Penasaran rasanya jadi pengidap achrofobia?

Setiap diajak teman-teman berfoto di ketinggian, entah itu hanya di di balkon hotel, di atas jembatan, puncak bukit, langsung membuat saya gemetaran, dada berdebar, pusing, berkeringat dingin muncul di tengkuk hingga telapak tangan.

Padahal belum dilakukan, baru membayangkannya saja sudah bikin cemas. Membayangkan ketinggiannya saja sudah menjadi perjuangan tersendiri. Apalagi proses mencapainya, waah penuh perjuangan sekali. Boro-boro foto-foto. Jauhlah dari bayangan saya. “Gile lu ndro, ngajak-ngajak orang fobia ketinggian kayak gue!” ujar saya ke seorang teman yang antusias. Saya memilih dicrop wajah saja secara digital, alih-alih foto bersama di ketinggian.

Jujur saya sih bisa saja memaksakan ikut naik, tapi kalau ada apa-apa siapa yang mau ngangkut saya. Jarum timbangan manual saja semakin ke kanan alias nambah bobot. Hayooo! Selain itu bukan berarti juga saya penakut Saudara, cuma tidak berani melihat ke  bawah saja pas di atas. Dan memang cenderung menghindari ketinggian. Jadi kalau ada helikopter yang bisa ngangkut, saya lebih memilih naik helikopter menuju lokasi foto-foto di atas.

Sebenarnya saya sendiri menyadari fobia ketinggian ini tidak wajar, tapi terus terang saya tidak bisa menghindarinya.
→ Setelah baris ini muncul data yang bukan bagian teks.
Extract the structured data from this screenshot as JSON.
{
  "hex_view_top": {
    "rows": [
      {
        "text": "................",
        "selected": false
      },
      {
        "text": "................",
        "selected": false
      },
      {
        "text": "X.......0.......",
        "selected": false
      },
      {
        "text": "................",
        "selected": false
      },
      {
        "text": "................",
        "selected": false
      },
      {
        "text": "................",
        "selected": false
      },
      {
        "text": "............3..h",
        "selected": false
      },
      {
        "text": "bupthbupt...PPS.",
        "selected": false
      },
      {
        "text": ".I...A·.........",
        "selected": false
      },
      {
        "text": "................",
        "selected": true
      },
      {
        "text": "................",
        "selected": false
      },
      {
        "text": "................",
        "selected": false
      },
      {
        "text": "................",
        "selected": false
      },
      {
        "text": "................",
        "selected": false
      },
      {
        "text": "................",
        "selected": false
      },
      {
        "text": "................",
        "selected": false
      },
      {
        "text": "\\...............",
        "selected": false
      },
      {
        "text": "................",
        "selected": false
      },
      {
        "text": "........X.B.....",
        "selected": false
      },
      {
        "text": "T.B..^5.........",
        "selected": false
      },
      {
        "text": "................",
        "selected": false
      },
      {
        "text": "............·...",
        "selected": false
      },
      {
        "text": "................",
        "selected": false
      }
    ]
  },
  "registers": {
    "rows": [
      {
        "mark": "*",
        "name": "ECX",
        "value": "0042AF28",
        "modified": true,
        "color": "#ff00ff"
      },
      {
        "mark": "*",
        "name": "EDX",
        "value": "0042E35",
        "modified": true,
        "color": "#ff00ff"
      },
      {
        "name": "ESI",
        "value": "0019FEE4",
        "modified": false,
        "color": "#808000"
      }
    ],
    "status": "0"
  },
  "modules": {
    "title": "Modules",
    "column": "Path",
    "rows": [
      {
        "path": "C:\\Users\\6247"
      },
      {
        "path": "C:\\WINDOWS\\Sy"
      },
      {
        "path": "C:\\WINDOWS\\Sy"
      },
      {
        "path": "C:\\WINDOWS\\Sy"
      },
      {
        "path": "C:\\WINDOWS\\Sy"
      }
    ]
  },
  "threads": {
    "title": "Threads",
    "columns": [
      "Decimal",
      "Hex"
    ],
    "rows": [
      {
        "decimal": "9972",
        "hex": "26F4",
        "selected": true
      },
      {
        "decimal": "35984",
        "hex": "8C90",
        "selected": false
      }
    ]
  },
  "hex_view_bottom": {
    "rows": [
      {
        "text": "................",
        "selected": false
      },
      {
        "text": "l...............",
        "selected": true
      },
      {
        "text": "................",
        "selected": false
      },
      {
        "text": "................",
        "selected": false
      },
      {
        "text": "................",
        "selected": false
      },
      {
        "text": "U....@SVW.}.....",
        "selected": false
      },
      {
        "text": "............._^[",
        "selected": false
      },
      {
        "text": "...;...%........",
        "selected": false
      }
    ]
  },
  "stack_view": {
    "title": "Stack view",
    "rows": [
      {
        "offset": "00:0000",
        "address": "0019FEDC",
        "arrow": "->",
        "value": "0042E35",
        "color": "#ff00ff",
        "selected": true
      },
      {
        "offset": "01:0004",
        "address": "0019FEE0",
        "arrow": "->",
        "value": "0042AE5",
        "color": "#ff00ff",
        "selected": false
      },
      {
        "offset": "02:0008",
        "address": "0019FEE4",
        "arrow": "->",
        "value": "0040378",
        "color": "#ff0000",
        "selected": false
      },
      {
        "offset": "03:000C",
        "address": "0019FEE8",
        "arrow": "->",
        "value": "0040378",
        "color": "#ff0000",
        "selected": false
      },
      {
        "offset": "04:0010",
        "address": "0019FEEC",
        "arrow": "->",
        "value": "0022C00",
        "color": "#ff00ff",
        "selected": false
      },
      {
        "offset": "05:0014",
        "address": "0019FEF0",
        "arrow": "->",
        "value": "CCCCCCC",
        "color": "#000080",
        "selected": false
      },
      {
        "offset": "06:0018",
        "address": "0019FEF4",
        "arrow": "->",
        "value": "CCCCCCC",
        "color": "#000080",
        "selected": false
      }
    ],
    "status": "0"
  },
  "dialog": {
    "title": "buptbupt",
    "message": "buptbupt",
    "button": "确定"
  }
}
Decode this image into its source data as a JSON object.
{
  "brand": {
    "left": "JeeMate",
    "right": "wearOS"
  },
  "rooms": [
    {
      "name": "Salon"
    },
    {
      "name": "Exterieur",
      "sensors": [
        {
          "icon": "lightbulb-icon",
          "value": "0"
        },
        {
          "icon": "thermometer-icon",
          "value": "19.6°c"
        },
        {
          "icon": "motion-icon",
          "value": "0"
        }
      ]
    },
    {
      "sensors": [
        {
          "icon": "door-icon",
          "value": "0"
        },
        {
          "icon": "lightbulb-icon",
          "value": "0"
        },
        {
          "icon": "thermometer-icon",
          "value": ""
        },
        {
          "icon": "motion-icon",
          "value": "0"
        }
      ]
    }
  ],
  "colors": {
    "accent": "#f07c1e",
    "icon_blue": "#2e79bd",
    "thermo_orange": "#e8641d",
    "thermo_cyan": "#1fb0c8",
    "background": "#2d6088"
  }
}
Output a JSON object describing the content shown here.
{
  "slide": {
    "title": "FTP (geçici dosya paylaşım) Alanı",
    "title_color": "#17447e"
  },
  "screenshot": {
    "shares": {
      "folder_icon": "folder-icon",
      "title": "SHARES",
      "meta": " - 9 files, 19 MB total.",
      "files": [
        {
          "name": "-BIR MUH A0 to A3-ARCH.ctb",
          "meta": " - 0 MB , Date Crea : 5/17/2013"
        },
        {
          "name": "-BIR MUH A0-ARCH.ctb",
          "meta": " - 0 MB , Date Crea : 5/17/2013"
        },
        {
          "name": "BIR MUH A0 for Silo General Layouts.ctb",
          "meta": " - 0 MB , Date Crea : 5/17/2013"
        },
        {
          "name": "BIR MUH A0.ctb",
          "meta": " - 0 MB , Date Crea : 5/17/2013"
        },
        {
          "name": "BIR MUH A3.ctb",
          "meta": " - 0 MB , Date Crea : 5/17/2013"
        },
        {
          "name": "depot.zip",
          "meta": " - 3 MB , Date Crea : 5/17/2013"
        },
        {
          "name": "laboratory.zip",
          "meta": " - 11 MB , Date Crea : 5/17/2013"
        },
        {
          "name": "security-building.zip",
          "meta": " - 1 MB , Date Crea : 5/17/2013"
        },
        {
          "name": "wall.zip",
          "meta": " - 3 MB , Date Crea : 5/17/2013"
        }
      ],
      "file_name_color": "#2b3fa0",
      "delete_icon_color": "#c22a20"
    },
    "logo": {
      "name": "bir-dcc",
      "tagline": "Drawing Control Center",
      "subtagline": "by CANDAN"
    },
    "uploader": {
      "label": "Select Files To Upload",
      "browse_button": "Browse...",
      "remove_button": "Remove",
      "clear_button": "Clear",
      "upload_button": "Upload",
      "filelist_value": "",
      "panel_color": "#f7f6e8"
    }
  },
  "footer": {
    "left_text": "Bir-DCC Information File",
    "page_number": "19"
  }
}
Makanya sungguh teganya kalau ada orang yang mengolok-olok orang yang takut ketinggian adalah seorang penakut.

Melihat film-film layar lebar dengan adegan di gedung tinggi saja sudah membuat telapak tangan saya berkeringat. Terutama saat si bintang film melihat ke bawah gedung. Hadeeeh, udah ikut pusing. Jadi, boro-boro naik sampai puncak tertinggi sebuah gedung, membayangkannya saja sudah ngeri-ngeri sedap.

Saya mencoba mencari di internet tentang gejala fobia ketinggian ini. Saya pun mengklik situs alodokter.com yang berada di urutan paling atas yang muncul di pencarian, menyebutkan fobia ketinggian atau akrofobia merupakan ketakutan yang berlebihan terhadap ketinggian. Rasa takut yang dialami pengidap achrofobia dapat menimbulkan beberapa gejala, seperti kecemasan, stres, hingga panik, saat berada di tempat tinggi.

Dan ternyata saya tidak sendirian di dunia ini menghadapi kenyataan ini. Seorang teman facebook saya Fanny Nasril mengunggah status di dinding facebooknya berjudul ‘Life against Achrofobia’. Ia menulis :

Hari ini saya berhasil menaiki jembatan penyebrangan di daerah Pasteur, walau dengan mata sedikit gelap, jantung berdebar kencang, dan nafas sesak (sehingga saya harus membuka masker). Sepanjang jembatan, saya berusaha memegang railing besi, mengatur nafas, dan mengatur emosi (terutama ketika angin berhembus kencang). Ngeri lah. Tapi Alhamdulillah, saya bisa mengatasi ketakutan ketinggian hari ini. Juarak!”

Haaah, saya baru tahu juga ternyata teman satu kelas kuliah itu  adalah pengidap achrofobia juga. Waah baru terbongkar kesamaan kami akan fobia ketinggian ini. Dan di kolom komentarnya muncul pula teman-teman saya lainnya menyatakan fobia yang sama.

Sayangnya dulu kami masih tertutup akan hal ini. Coba kalau masing-masing mengaku, pasti sudah bikin klub sendiri ‘Achrofobia Club’, keren juga ‘kan. Awas jika ditambah kata house akan tertukar dengan yang muncul dan viral saat ini yakni aplikasi audio terbaru dari Apple yakni ‘Clubhouse’, hehehe.

Ya setidaknya bisa saling berbagilah jika semua penderita achrofobia ini bergabung dalam semua wadah komunitas. Bukankah salah satu terapi efektif penyembuhan sebuah penyakit salah satunya adalah bercerita, berbagi dan menuliskannya? Apalagi manusia memang mahluk bercerita atau homo fabulans.

Nah nantinya klub ini dapat mengundang ahli dan pakar yang dapat memberikan nasehat atau bahkan penyembuhan bagi penderita achrofobia ini. Bisa juga bikin webinar-webinar tentang pengetahuan achrofobia ke masyarakat luas dan penyembuhannya, baik medis dan tradisional, misalnya. Gimana, wahai kawan-kawan achrofobia? Siap dibentuk? Yuk.